Baignade surveillée commence par un premier plan sur un visage plein écran : une tortue tatouée sur la carotide, une incisive ébréchée, une cicatrice au sourcil et cette habitude de rire pour rien ou plutôt pour des choses qu’il est seul à comprendre, d’un rire sonore, comme emprunté au fracas de l’océan. En une page tout est dit de celui qui va être le moteur du roman : frère cadet d’Arnaud, le narrateur, Max apparaît aussi soudainement qu’il s’en va, entre deux séjours en prison. Un personnage de plein soleil dont on perçoit immédiatement la part d’ombre comme la fragilité soigneusement dissimulée. Tout est dit de la peur qu’il inspire à sa belle-sœur Estelle et de la fascination qu’il exerce sur Auguste, son neveu. Et de l’immense tendresse qui unit ces deux frères, à la vie, à la mort, à la fois si éloignés et si proches…

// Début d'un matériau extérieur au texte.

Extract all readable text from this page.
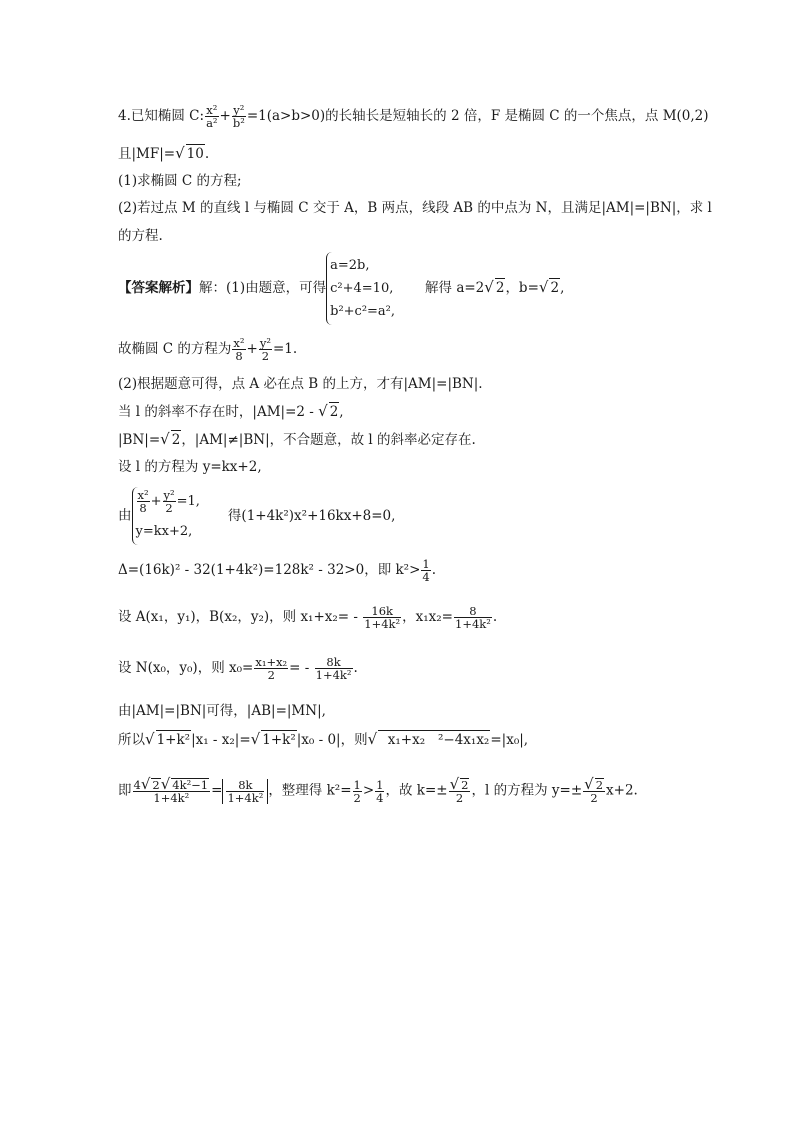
4.已知椭圆 C: $\frac{\text{x²}}{\text{a²}} + \frac{\text{y²}}{\text{b²}} =1(a>b>0)$的长轴长是短轴长的 2 倍，F 是椭圆 C 的一个焦点，点 M(0,2)
且|MF|=√ 10.
(1)求椭圆 C 的方程;
(2)若过点 M 的直线 l 与椭圆 C 交于 A，B 两点，线段 AB 的中点为 N，且满足|AM|=|BN|，求 l
的方程.
【答案解析】解：(1)由题意，可得
a=2b,
c²+4=10,
b²+c²=a²,
解得 a=2√ 2，b=√ 2,
故椭圆 C 的方程为 $\frac{\text{x²}}{8} + \frac{\text{y²}}{2} =1$.
(2)根据题意可得，点 A 必在点 B 的上方，才有|AM|=|BN|.
当 l 的斜率不存在时，|AM|=2 - √ 2,
|BN|=√ 2，|AM|≠|BN|，不合题意，故 l 的斜率必定存在.
设 l 的方程为 y=kx+2,
由
$\frac{\text{x²}}{8} + \frac{\text{y²}}{2} =1$,
y=kx+2,
得(1+4k²)x²+16kx+8=0,
Δ=(16k)² - 32(1+4k²)=128k² - 32>0，即 $k^2> \frac{1}{4}$ .
设 A(x₁，y₁)，B(x₂，y₂)，则 $x_1+x_2= - \frac{16k}{\text{1+4k²}}$ ，$x_1x_2= \frac{8}{\text{1+4k²}}$ .
设 N(x₀，y₀)，则 $x_0= \frac{\text{x₁+x₂}}{2}$ = - $\frac{8k}{\text{1+4k²}}$ .
由|AM|=|BN|可得，|AB|=|MN|,
所以√ 1+k²|x₁ - x₂|=√ 1+k²|x₀ - 0|，则√  x₁+x₂   ²−4x₁x₂=|x₀|,
即 $\frac{\text{4√ 2√ 4k²−1}}{\text{1+4k²}} = \frac{8k}{\text{1+4k²}}$ ，整理得 $k^2= \frac{1}{2} > \frac{1}{4}$ ，故 $k=\pm \frac{√ 2}{2}$ ，l 的方程为 $y=\pm \frac{√ 2}{2} x+2$.
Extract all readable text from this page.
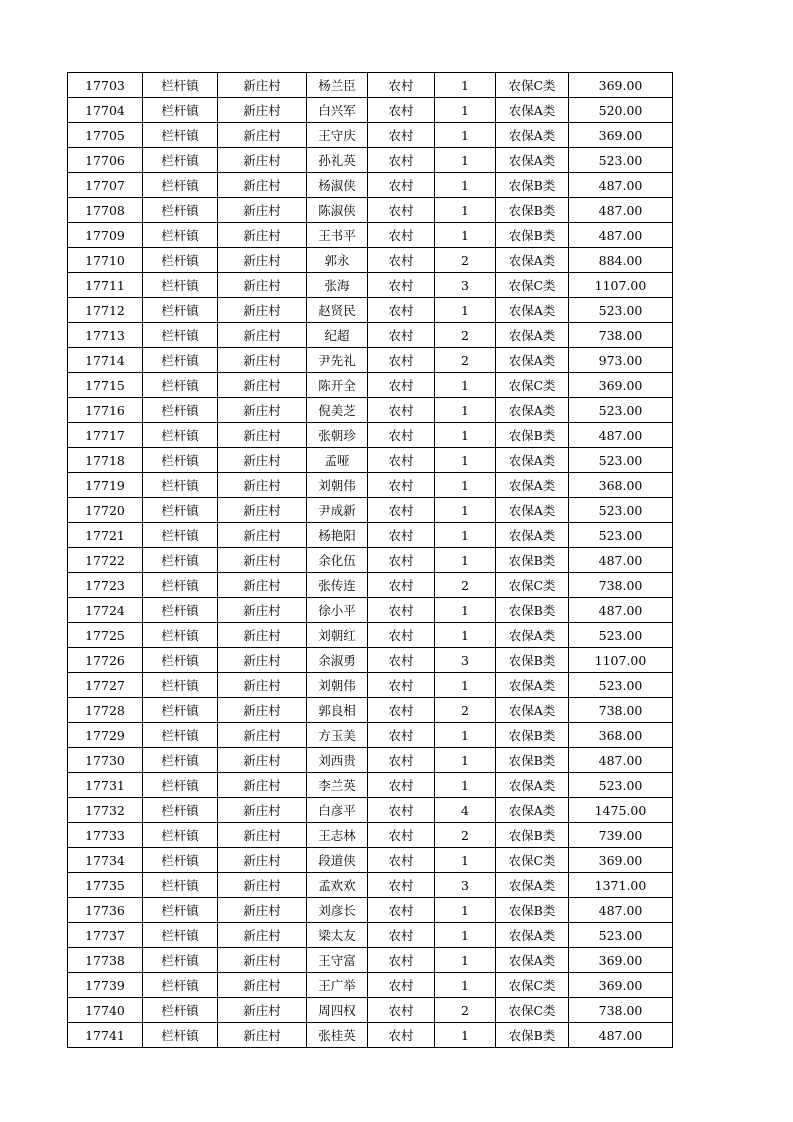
17703	栏杆镇	新庄村	杨兰臣	农村	1	农保C类	369.00
17704	栏杆镇	新庄村	白兴军	农村	1	农保A类	520.00
17705	栏杆镇	新庄村	王守庆	农村	1	农保A类	369.00
17706	栏杆镇	新庄村	孙礼英	农村	1	农保A类	523.00
17707	栏杆镇	新庄村	杨淑侠	农村	1	农保B类	487.00
17708	栏杆镇	新庄村	陈淑侠	农村	1	农保B类	487.00
17709	栏杆镇	新庄村	王书平	农村	1	农保B类	487.00
17710	栏杆镇	新庄村	郭永	农村	2	农保A类	884.00
17711	栏杆镇	新庄村	张海	农村	3	农保C类	1107.00
17712	栏杆镇	新庄村	赵贤民	农村	1	农保A类	523.00
17713	栏杆镇	新庄村	纪超	农村	2	农保A类	738.00
17714	栏杆镇	新庄村	尹先礼	农村	2	农保A类	973.00
17715	栏杆镇	新庄村	陈开全	农村	1	农保C类	369.00
17716	栏杆镇	新庄村	倪美芝	农村	1	农保A类	523.00
17717	栏杆镇	新庄村	张朝珍	农村	1	农保B类	487.00
17718	栏杆镇	新庄村	孟哑	农村	1	农保A类	523.00
17719	栏杆镇	新庄村	刘朝伟	农村	1	农保A类	368.00
17720	栏杆镇	新庄村	尹成新	农村	1	农保A类	523.00
17721	栏杆镇	新庄村	杨艳阳	农村	1	农保A类	523.00
17722	栏杆镇	新庄村	余化伍	农村	1	农保B类	487.00
17723	栏杆镇	新庄村	张传连	农村	2	农保C类	738.00
17724	栏杆镇	新庄村	徐小平	农村	1	农保B类	487.00
17725	栏杆镇	新庄村	刘朝红	农村	1	农保A类	523.00
17726	栏杆镇	新庄村	余淑勇	农村	3	农保B类	1107.00
17727	栏杆镇	新庄村	刘朝伟	农村	1	农保A类	523.00
17728	栏杆镇	新庄村	郭良相	农村	2	农保A类	738.00
17729	栏杆镇	新庄村	方玉美	农村	1	农保B类	368.00
17730	栏杆镇	新庄村	刘西贵	农村	1	农保B类	487.00
17731	栏杆镇	新庄村	李兰英	农村	1	农保A类	523.00
17732	栏杆镇	新庄村	白彦平	农村	4	农保A类	1475.00
17733	栏杆镇	新庄村	王志林	农村	2	农保B类	739.00
17734	栏杆镇	新庄村	段道侠	农村	1	农保C类	369.00
17735	栏杆镇	新庄村	孟欢欢	农村	3	农保A类	1371.00
17736	栏杆镇	新庄村	刘彦长	农村	1	农保B类	487.00
17737	栏杆镇	新庄村	梁太友	农村	1	农保A类	523.00
17738	栏杆镇	新庄村	王守富	农村	1	农保A类	369.00
17739	栏杆镇	新庄村	王广举	农村	1	农保C类	369.00
17740	栏杆镇	新庄村	周四权	农村	2	农保C类	738.00
17741	栏杆镇	新庄村	张桂英	农村	1	农保B类	487.00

Même date, même emplacement au camping de la plage. Depuis des années, c’est là qu’Estelle, Arnaud et Auguste passent leurs vacances. Un lieu aux bouffées d’enfance pour Arnaud quand toute la famille partait dans le petit cabanon du Cap Ferret pour échapper à la banlieue bordelaise. Là où il a vu Estelle pour la première fois, riant dans les dunes. Là où son frère Max a fait ses premiers pas dans le sable. De travers. Déjà. Cet été là, seul Auguste va retrouver le goût des vacances passées. Pour le couple qui vacille, l’ambiance est tendue, poisseuse et quand Max va débarquer sans prévenir tout va être en place pour le drame à venir. Une histoire de vies cabossées, de tentatives désespérées de tenter de sauver quelque chose du naufrage, une histoire de tentations et une histoire d'hommes liés par l'enfance...

Le pouvoir du romancier permet à Guillaume Guéraud d’exercer tous les métiers du cinéma a lui seul : Baignade surveillée est une succession de plans qui s’enchaînent grâce à un montage très serré qui impose le rythme, multipliant les points de vue. Extérieur jour. La plage, le camping. Souvenirs en flash back des blagues potaches de tonton Max. Irrésistible d'inconscience et de vie. Changement de décor. Extérieur jour. Un camion blindé. Une grue. Et des images et des sons obsédants jusqu'à l'insupportable. Par l'alternance des chapitres, entre présent et passé, le drame se dessine, implacable. Reste pour le lecteur un étrange sentiment d'impuissance, celui de n'avoir rien pu faire pour ce grand gosse au charme magnétique dont le visage parfois agité de tics s'éclairait d'un grand rire, éclatant, "comme quand les vagues s'écrasaient".

Une ambiance noire et tendre  en hommage au magnifique Sonatine de Takeshi Kitano mais qui n'est pas sans rappeler les romans des regrettés Pascal Garnier et Jean-Claude Izzo.